Eyes on the Street: Progress on Three New Walk/Bike/Horse Bridges over L.A. River
The city of L.A. is making progress on three new L.A. River bike/walk bridges that SBLA last reported on in August. There are three new pedestrian bridges currently under construction, all in the relatively natural eight-mile-long Glendale Narrows stretch of the river through Northeast Los Angeles.
The La Kretz bridge is located in North Atwater, connecting that community to the river bike path on the west bank. The bridge is designed to carry pedestrians, cyclists, and equestrians. The bridge provides a safe equestrian connection to Griffith Park via an existing tunnel under the 5 Freeway.

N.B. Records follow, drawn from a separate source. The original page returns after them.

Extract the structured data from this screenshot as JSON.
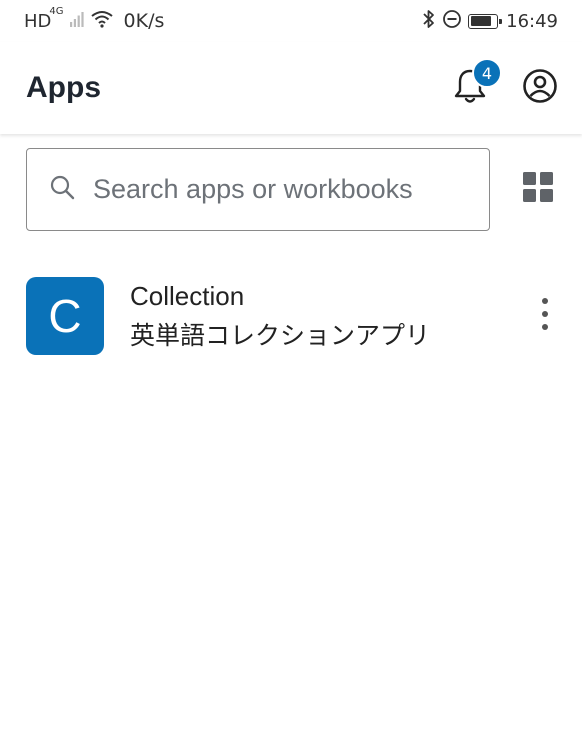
{
  "status_bar": {
    "network": "HD",
    "network_type": "4G",
    "speed": "0K/s",
    "time": "16:49",
    "icons": [
      "signal-icon",
      "wifi-icon",
      "bluetooth-icon",
      "dnd-icon",
      "battery-icon"
    ],
    "battery_level": 0.8
  },
  "header": {
    "title": "Apps",
    "notification_count": "4",
    "icons": [
      "bell-icon",
      "account-icon"
    ]
  },
  "search": {
    "placeholder": "Search apps or workbooks",
    "icons": [
      "search-icon",
      "grid-view-icon"
    ]
  },
  "apps": [
    {
      "initial": "C",
      "name": "Collection",
      "description": "英単語コレクションアプリ",
      "icon": "more-vert-icon"
    }
  ],
  "colors": {
    "accent": "#0a72b8",
    "title_text": "#1f2630",
    "placeholder": "#6d7278"
  }
}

Construction was anticipated to be completed this year. The city’s Bureau of Engineering posted pictures of people riding horses there (for load testing) in October. Though there are still fences preventing the public from accessing the new facility, construction appears complete – and north-south travel on the bikeway has been fully reopened. A grand opening should take place any day now.
As part of the city’s retrofit of the historic Glendale-Hyperion Bridge, a new pedestrian bridge is being added just downstream – atop the old Red Car pier walls.

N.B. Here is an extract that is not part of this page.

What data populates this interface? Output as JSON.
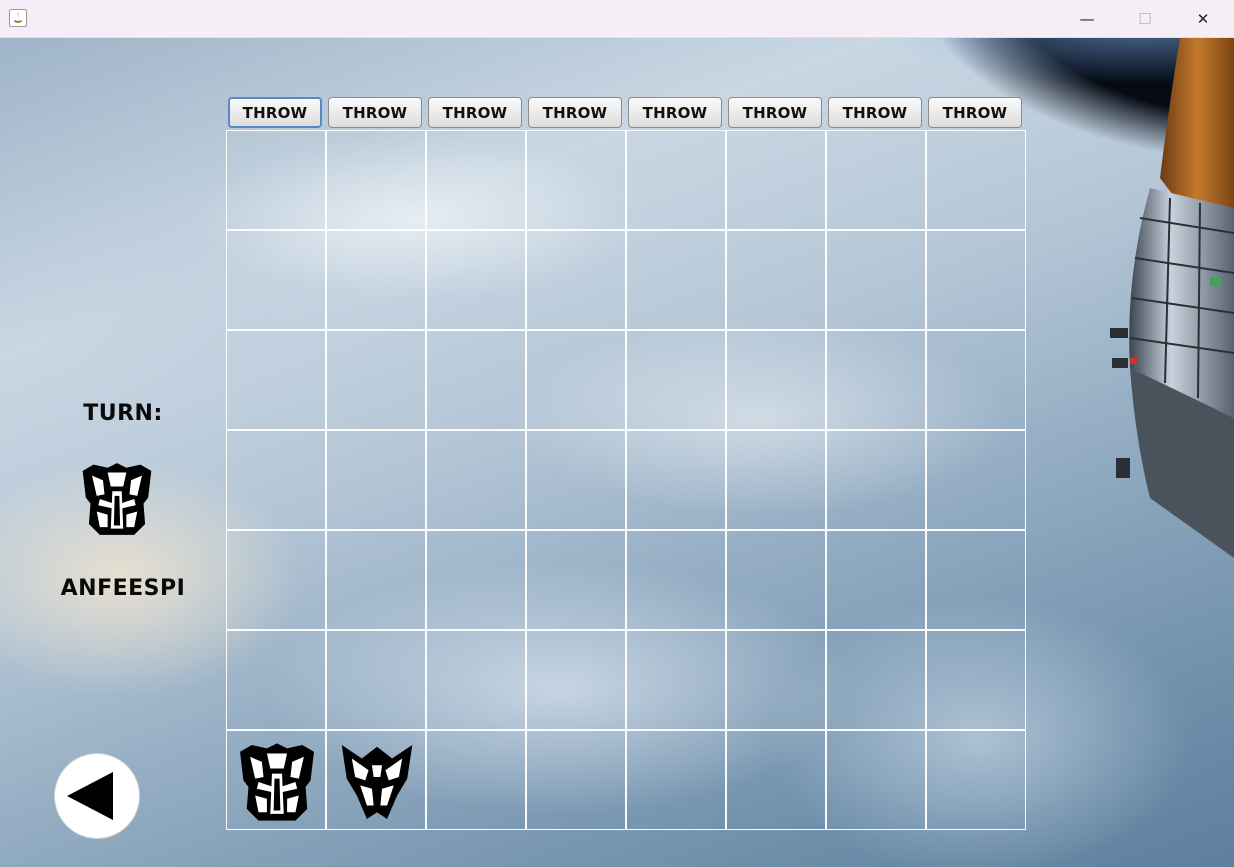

Construction there just got underway in April, and the cross-river span is already in place, with construction still in progress on each end. The existing south bank river bike path remains passable during construction.
The third bridge is located in Elysian Valley, near the end of Altman Street. That bridge will connect Elysian Valley to Cypress Park, and the planned large-scale river revitalization at Taylor Yard. Construction there broke ground in June and is expected to be complete in 2021.
Construction is not that far along, though it has closed off a portion of the walk/bike path though Elysian Valley. Detour signage is posted directing cyclists to neighborhood streets, though many pedestrians and cyclists chose to walk on the sloped channel wall below the closed area.
The city of Glendale is planning a fourth bridge nearby, designed to connect Glendale to the L.A. River path and to Griffith Park. That bridge will be accessible via Glendale’s existing walk/bike path located on the north bank north of the 134 Freeway. As part of a rail grade separation project, Metro is finalizing designs for two connective bridges that will facilitate walk/bike access from Glendale.